Due anni dopo il famoso Sushi Roll, il video del salto mortale di Jordy Smith in Indonesia raggiunse la stessa viralità sul web: lo si può vedere in Done, il corto realizzato da Florence l’anno scorso per mettere in mostra le sue migliori surfate degli ultimi mesi. Non a caso Wilson e Andino si fanno sempre accompagnare da un cameraman: negli ultimi anni entrambi hanno creato dei blog pieni di filmati inediti pubblicati quasi in diretta. Mai prima d’ora i fan hanno avuto questo tipo di accesso illimitato al migliore surf! “C’è molto più pubblico che segue questo sport rispetto a quando ho cominciato io” dichiara Wilson, “Il surf sta diventando molto più mainstream, almeno in Australia. Roba che va in tv! Ed è stato impressionante l’anno scorso durante gli US Open vedere tutto quel surf nella top 10 dei Plays of the Day. Gli iPhone sono incredibili, permettono alla gente di essere sempre aggiornata su tutto! Anche sul surf.” È qui che Wilson tocca il nocciolo della questione: il surf migliore non si trova solo nelle riviste specializzatema nelle gare di un stratosferico placoscenico mondiale, con la macchina da guerra ASP ad agire da cassa di risonanza per coinvolgere sempre nuovi spettatori. “Gli atleti ci tengono sempre di più a dare spettacolo” aggiunge Gabriel Medina. “Lo spettacolo cattura il pubblico e porta nuovi fan.” Il progetto è di fare del surf uno sport spettacolare, facile da seguire anche se non si può andare in spiaggia liberandolo, quindi, dai confini di sport di nicchia in cui è stato troppo a lungo relegato. “Oggi la chiave è l’accessibilità” commenta Peter Jasienski. “A essere sincero”replica Wilson, “non credo che i contest di surf arriveranno mai a essere seguiti in diretta televisiva come le partite di calcio. Ma se gli eventi verranno impacchettati per bene e mandati in TV, e se si mostreranno le onde migliori e si spiegherà come funziona, allora credo che potrebbe davvero catturare il grande pubblico”.
Se tutto va come deve, nei prossimi anni milioni di persone vedranno Julian Wilson fare il Sushi Roll in diretta sulla tv nazionale senza batter ciglio: allora potremo dire che il surf sarà davvero uscito dall’ombra e diventato mainstream.
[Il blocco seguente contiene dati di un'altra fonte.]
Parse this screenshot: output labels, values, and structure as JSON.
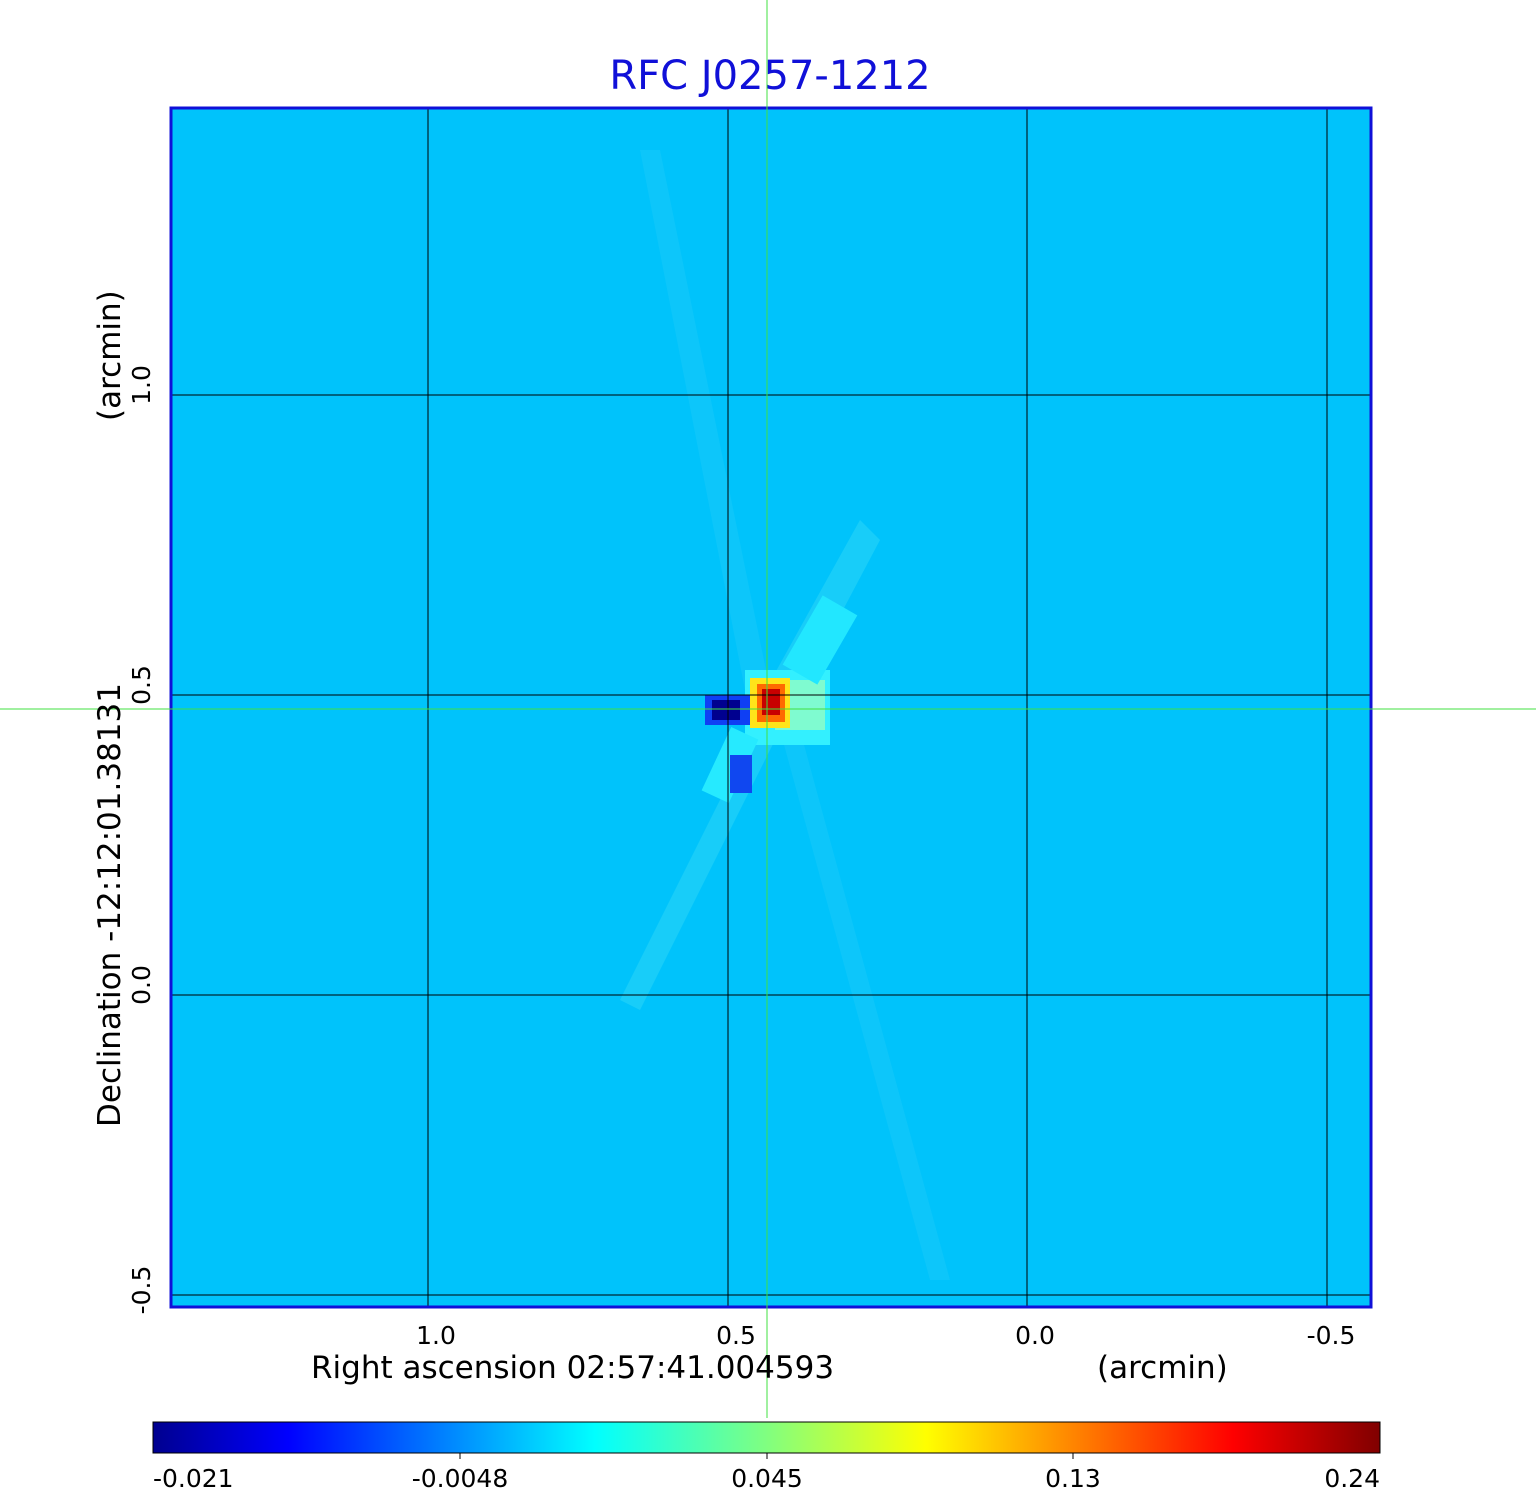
{
  "chart_data": {
    "type": "heatmap",
    "title": "RFC J0257-1212",
    "x_axis": {
      "label": "Right ascension  02:57:41.004593",
      "unit_label": "(arcmin)",
      "ticks": [
        1.0,
        0.5,
        0.0,
        -0.5
      ],
      "tick_labels": [
        "1.0",
        "0.5",
        "0.0",
        "-0.5"
      ],
      "range": [
        1.43,
        -0.57
      ],
      "reversed": true,
      "grid": true
    },
    "y_axis": {
      "label": "Declination  -12:12:01.38131",
      "unit_label": "(arcmin)",
      "ticks": [
        1.0,
        0.5,
        0.0,
        -0.5
      ],
      "tick_labels": [
        "1.0",
        "0.5",
        "0.0",
        "-0.5"
      ],
      "range": [
        -0.52,
        1.48
      ],
      "grid": true
    },
    "colorbar": {
      "colormap": "jet",
      "ticks": [
        -0.021,
        -0.0048,
        0.045,
        0.13,
        0.24
      ],
      "tick_labels": [
        "-0.021",
        "-0.0048",
        "0.045",
        "0.13",
        "0.24"
      ],
      "range": [
        -0.021,
        0.24
      ]
    },
    "crosshair": {
      "x": 0.435,
      "y": 0.478,
      "color": "#40e040"
    },
    "features": [
      {
        "x": 0.43,
        "y": 0.475,
        "value": 0.24
      },
      {
        "x": 0.5,
        "y": 0.475,
        "value": -0.021
      },
      {
        "x": 0.48,
        "y": 0.38,
        "value": -0.015
      }
    ],
    "background_value": 0.005,
    "frame_color": "#1010d8"
  }
}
Cosa serve per tagliare questo traguardo? Una nuova generazione con il potere della celebrità e un pubblico appassionato, molto più grande di quello che si raduna in spiaggia per i contest, che non aspetta altro che l’occasione di essere coinvolto. È il momento di cogliere l’occasione e saltare sulla tavola!
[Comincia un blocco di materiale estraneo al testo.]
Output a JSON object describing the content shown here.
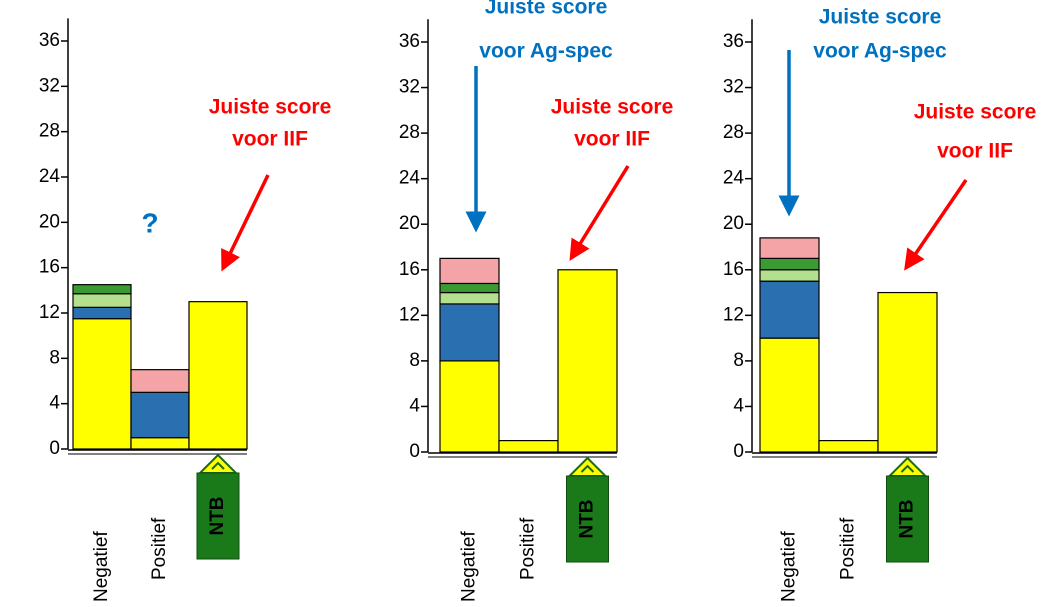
{
  "chart_data": [
    {
      "type": "bar",
      "stacked": true,
      "categories": [
        "Negatief",
        "Positief",
        "NTB"
      ],
      "series": [
        {
          "color": "#ffff00",
          "values": [
            11.5,
            1,
            13
          ]
        },
        {
          "color": "#2a6fb0",
          "values": [
            1,
            4,
            0
          ]
        },
        {
          "color": "#b4e08e",
          "values": [
            1.2,
            0,
            0
          ]
        },
        {
          "color": "#3c9a32",
          "values": [
            0.8,
            0,
            0
          ]
        },
        {
          "color": "#f4a3a6",
          "values": [
            0,
            2,
            0
          ]
        }
      ],
      "ylim": [
        0,
        38
      ],
      "yticks": [
        0,
        4,
        8,
        12,
        16,
        20,
        24,
        28,
        32,
        36
      ],
      "annotations": [
        {
          "text": [
            "?"
          ],
          "color": "#0070c0"
        },
        {
          "text": [
            "Juiste score",
            "voor IIF"
          ],
          "color": "#ff0000"
        }
      ]
    },
    {
      "type": "bar",
      "stacked": true,
      "categories": [
        "Negatief",
        "Positief",
        "NTB"
      ],
      "series": [
        {
          "color": "#ffff00",
          "values": [
            8,
            1,
            16
          ]
        },
        {
          "color": "#2a6fb0",
          "values": [
            5,
            0,
            0
          ]
        },
        {
          "color": "#b4e08e",
          "values": [
            1,
            0,
            0
          ]
        },
        {
          "color": "#3c9a32",
          "values": [
            0.8,
            0,
            0
          ]
        },
        {
          "color": "#f4a3a6",
          "values": [
            2.2,
            0,
            0
          ]
        }
      ],
      "ylim": [
        0,
        38
      ],
      "yticks": [
        0,
        4,
        8,
        12,
        16,
        20,
        24,
        28,
        32,
        36
      ],
      "annotations": [
        {
          "text": [
            "Juiste score",
            "voor Ag-spec"
          ],
          "color": "#0070c0"
        },
        {
          "text": [
            "Juiste score",
            "voor IIF"
          ],
          "color": "#ff0000"
        }
      ]
    },
    {
      "type": "bar",
      "stacked": true,
      "categories": [
        "Negatief",
        "Positief",
        "NTB"
      ],
      "series": [
        {
          "color": "#ffff00",
          "values": [
            10,
            1,
            14
          ]
        },
        {
          "color": "#2a6fb0",
          "values": [
            5,
            0,
            0
          ]
        },
        {
          "color": "#b4e08e",
          "values": [
            1,
            0,
            0
          ]
        },
        {
          "color": "#3c9a32",
          "values": [
            1,
            0,
            0
          ]
        },
        {
          "color": "#f4a3a6",
          "values": [
            1.8,
            0,
            0
          ]
        }
      ],
      "ylim": [
        0,
        38
      ],
      "yticks": [
        0,
        4,
        8,
        12,
        16,
        20,
        24,
        28,
        32,
        36
      ],
      "annotations": [
        {
          "text": [
            "Juiste score",
            "voor Ag-spec"
          ],
          "color": "#0070c0"
        },
        {
          "text": [
            "Juiste score",
            "voor IIF"
          ],
          "color": "#ff0000"
        }
      ]
    }
  ]
}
Le schede dei protagonisti:
JULIAN WILSON
Nato l’8 novembre 1988, a Coolum Beach, Queensland, il prodigio australiano guida la nuova generazione dei surfisti professionisti. Prima di convertirsi allo shortboard, Wilson ha vinto il titolo Australian Junior Longboard all’età di 14 anni. Wilson è un ambasciatore della National Breast Cancer Foundation e in gara usa tavole rosa per raccogliere fondi per l’organizzazione benefica americana.
JOHN JOHN FLORENCE
Nato a Honolulu, Hawaii, il 1 ottobre 1992, Florence è il più vecchio di tre fratelli, tutti surfisti professionisti. All’età di 13 anni Florence era il più giovane surfista a partecipare al prestigioso contest Triple Crown. Sei anni dopo è stato il più giovane a portarsi a casa il titolo.
KOLOHE ANDINO
Nato a San Clemente, California, il 22 marzo 1994, Andino è figlio di un surfer professionista, vincitore di un campionato US nel 1990 e nominato ASP Rookie of the Year nel 1991.